Introspective Planning: Aligning Robots' Uncertainty with Inherent Task Ambiguity

Part of Advances in Neural Information Processing Systems 37 (NeurIPS 2024) Main Conference Track

Bibtex Paper Supplemental

Authors

Kaiqu Liang, Zixu Zhang, Jaime Fisac

Abstract

Large language models (LLMs) exhibit advanced reasoning skills, enabling robots to comprehend natural language instructions and strategically plan high-level actions through proper grounding. However, LLM hallucination may result in robots confidently executing plans that are misaligned with user goals or even unsafe in critical scenarios. Additionally, inherent ambiguity in natural language instructions can introduce uncertainty into the LLM's reasoning and planning. We propose introspective planning, a systematic approach that guides LLMs to refine their own uncertainty in alignment with inherent task ambiguity.
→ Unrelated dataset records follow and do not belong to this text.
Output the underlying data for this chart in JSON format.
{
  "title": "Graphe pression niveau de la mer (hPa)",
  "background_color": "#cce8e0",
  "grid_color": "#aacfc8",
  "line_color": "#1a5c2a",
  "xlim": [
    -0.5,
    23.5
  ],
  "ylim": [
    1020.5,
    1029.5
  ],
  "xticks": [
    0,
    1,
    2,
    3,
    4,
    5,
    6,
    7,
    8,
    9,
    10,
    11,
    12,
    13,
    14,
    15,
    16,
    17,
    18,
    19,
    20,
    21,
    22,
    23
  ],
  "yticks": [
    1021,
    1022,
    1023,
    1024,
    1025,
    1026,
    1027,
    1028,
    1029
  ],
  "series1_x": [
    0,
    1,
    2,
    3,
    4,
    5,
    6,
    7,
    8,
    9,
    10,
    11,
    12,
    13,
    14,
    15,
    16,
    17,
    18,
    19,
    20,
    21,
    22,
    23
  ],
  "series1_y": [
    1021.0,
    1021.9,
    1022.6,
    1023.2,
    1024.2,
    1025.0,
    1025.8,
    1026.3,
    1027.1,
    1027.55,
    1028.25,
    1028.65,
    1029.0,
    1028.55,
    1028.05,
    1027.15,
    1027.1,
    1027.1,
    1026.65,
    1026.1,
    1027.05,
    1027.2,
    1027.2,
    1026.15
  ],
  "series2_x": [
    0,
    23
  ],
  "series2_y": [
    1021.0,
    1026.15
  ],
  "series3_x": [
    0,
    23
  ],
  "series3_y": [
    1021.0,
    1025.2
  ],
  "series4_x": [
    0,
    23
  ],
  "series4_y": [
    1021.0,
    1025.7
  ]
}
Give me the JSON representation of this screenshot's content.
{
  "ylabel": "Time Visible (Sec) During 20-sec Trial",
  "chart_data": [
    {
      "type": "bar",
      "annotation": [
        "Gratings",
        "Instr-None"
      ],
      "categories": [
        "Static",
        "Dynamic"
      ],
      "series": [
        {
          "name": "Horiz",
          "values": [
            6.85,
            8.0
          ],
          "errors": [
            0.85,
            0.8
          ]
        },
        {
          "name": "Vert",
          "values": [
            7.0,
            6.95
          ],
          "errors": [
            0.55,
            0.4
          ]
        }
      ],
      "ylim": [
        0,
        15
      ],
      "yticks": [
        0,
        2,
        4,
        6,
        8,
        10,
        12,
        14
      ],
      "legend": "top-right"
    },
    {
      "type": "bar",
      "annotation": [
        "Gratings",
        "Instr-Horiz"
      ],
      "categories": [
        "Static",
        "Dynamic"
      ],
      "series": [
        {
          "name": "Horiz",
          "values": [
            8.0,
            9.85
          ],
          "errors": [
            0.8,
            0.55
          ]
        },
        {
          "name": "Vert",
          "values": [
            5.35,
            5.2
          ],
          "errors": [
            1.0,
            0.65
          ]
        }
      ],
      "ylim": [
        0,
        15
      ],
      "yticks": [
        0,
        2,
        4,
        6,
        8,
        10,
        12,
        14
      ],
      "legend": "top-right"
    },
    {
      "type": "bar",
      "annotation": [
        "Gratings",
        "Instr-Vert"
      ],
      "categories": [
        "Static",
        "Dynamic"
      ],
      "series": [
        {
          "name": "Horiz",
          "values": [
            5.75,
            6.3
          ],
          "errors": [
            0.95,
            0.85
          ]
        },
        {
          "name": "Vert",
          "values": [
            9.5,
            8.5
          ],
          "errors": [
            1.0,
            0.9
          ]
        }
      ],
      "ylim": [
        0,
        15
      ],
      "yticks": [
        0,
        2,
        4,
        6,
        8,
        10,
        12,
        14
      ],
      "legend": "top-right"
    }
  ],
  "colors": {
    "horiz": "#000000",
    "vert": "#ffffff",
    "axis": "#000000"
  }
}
Our approach constructs a knowledge base containing introspective reasoning examples as post-hoc rationalizations of human-selected safe and compliant plans, which are retrieved during deployment. Evaluations on three tasks, including a new safe mobile manipulation benchmark, indicate that introspection substantially improves both compliance and safety over state-of-the-art LLM-based planning methods. Additionally, we empirically show that introspective planning, in combination with conformal prediction, achieves tighter confidence bounds, maintaining statistical success guarantees while minimizing unnecessary user clarification requests.